In Vivo Carbon Fixation Assays.

Cyanobacterial cells were harvested at the exponential phase and then resuspended in Rubisco assay buffer containing 100 mM EPPS (pH 8.0) and 20 mM MgCl₂ to a final OD₇₅₀ of 4. Radiometric assays were carried out according to a previously described protocol (60) with additional cell permeabilization treatment (61). Cell cultures prepared in assay buffer with the same cell density were incubated with NaH¹⁴CO₃ (final concentration 25 mM) at 30 °C for 2 min and then permeabilized by mixed alkyltrimethylammonium bromide (final concentration 0.03% [wt/vol]; Sigma-Aldrich). RuBP (Sigma-Aldrich) was then added at a range of concentrations (0 to 2.0 mM) to initialize the fixation. After 5 min of reaction, formic acid was added to a final concentration of 10% to terminate the reaction.
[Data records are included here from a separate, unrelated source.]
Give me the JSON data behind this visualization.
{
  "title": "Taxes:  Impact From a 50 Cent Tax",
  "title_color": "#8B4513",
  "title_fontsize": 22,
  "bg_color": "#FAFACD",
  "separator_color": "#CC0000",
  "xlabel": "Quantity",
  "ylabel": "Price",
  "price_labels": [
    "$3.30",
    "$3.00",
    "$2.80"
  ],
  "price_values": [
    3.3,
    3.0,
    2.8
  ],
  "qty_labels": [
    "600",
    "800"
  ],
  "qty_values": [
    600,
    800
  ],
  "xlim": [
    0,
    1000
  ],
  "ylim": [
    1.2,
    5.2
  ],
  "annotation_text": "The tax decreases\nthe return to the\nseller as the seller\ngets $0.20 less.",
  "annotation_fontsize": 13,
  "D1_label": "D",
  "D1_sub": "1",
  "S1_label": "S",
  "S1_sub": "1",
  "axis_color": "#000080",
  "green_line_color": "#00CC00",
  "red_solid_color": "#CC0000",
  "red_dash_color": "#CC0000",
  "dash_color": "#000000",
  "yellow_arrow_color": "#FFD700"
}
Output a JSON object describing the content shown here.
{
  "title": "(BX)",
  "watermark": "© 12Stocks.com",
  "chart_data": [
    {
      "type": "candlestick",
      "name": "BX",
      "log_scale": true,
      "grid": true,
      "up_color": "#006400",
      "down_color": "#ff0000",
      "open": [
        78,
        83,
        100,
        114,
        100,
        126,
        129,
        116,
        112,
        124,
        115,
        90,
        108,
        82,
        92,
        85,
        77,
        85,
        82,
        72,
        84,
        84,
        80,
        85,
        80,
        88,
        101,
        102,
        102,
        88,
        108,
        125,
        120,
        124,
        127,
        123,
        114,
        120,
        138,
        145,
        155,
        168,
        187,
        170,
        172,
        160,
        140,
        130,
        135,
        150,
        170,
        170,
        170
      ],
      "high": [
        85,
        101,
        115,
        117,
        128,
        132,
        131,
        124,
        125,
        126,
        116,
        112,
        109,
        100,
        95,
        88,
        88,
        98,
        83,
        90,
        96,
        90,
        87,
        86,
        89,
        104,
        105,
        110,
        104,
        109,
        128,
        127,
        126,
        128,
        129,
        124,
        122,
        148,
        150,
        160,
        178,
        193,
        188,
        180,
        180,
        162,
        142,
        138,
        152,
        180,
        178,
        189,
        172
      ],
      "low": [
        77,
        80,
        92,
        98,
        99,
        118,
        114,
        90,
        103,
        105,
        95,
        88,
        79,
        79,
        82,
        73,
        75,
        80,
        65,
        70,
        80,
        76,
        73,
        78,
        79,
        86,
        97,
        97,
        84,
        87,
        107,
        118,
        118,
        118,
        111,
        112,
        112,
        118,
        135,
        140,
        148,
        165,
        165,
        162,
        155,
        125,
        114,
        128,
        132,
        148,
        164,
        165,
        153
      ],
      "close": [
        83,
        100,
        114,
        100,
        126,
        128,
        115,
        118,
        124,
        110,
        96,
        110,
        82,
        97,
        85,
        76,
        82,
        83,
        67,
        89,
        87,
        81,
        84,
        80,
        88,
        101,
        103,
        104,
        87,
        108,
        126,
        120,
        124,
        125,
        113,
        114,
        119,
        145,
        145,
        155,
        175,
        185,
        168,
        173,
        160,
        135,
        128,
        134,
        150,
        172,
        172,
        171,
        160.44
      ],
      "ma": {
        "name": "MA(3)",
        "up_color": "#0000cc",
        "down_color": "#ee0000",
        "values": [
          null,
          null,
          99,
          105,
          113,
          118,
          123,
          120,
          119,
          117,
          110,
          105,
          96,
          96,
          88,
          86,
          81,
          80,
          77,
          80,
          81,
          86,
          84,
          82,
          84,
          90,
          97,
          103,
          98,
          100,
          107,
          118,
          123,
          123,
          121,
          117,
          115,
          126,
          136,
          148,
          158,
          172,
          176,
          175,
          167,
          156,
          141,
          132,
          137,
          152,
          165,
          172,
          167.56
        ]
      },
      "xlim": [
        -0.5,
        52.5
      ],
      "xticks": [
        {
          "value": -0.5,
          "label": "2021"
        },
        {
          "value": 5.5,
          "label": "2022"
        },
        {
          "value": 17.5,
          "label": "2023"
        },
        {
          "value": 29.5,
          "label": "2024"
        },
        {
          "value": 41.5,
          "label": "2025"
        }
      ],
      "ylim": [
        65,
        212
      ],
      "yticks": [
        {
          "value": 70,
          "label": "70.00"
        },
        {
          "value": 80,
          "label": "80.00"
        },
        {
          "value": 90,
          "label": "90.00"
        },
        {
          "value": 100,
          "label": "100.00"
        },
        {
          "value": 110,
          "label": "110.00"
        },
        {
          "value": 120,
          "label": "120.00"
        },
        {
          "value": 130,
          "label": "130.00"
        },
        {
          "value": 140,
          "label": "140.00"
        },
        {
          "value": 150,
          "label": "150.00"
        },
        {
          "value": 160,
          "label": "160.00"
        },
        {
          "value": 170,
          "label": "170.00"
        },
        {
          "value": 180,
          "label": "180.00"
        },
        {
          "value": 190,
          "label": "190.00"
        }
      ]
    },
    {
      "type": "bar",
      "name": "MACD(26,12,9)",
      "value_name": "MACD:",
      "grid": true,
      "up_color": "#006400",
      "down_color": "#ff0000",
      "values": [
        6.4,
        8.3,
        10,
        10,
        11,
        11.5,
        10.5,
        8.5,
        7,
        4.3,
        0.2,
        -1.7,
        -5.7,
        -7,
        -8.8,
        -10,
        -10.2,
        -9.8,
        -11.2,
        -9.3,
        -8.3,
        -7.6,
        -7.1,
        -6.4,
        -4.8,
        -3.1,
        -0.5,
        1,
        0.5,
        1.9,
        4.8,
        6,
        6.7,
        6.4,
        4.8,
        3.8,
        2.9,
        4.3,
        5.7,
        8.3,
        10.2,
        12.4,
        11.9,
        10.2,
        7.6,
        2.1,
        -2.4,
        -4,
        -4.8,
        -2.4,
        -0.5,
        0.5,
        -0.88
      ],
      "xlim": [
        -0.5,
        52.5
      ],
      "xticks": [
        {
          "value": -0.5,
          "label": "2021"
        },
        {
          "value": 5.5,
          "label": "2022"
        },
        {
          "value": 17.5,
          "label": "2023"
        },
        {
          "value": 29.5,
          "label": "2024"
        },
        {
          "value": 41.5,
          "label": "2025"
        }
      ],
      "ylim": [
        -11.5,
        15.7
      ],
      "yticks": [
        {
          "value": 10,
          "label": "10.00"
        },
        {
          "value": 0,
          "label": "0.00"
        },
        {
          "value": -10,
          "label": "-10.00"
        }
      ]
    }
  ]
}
Samples were then dried on heat blocks at 95 °C to remove unfixed NaH¹⁴CO₃, and the pellets were resuspended in distilled water in the presence of a scintillation mixture (Ultima Gold XR; Perkin-Elmer). Radioactivity measurements were carried out using a liquid scintillation analyzer (Tri-Carb 2910 TR; PerkinElmer). Raw readings were processed to determine the amount of fixed ¹⁴C, calibrated by blank cell samples without providing RuBP, and then converted to the total carbon fixation rates. The measured carbon fixation activities were normalized by the total RbcL content detected by immunoblotting. The maximum Rubisco activity and K_m(RuBP) values were calculated by fitting to the Michaelis–Menten first-order rate equation using GraphPad Prism. For each experiment, at least three biological repeats were prepared. Significance was assessed using a two-tailed t test.

Data Availability.

The final model (PDB ID code 6SMH) and electron microscopy volume map (EMD ID code 10235) have been deposited in the Protein Data Bank and Electron Microscopy Data Bank, respectively.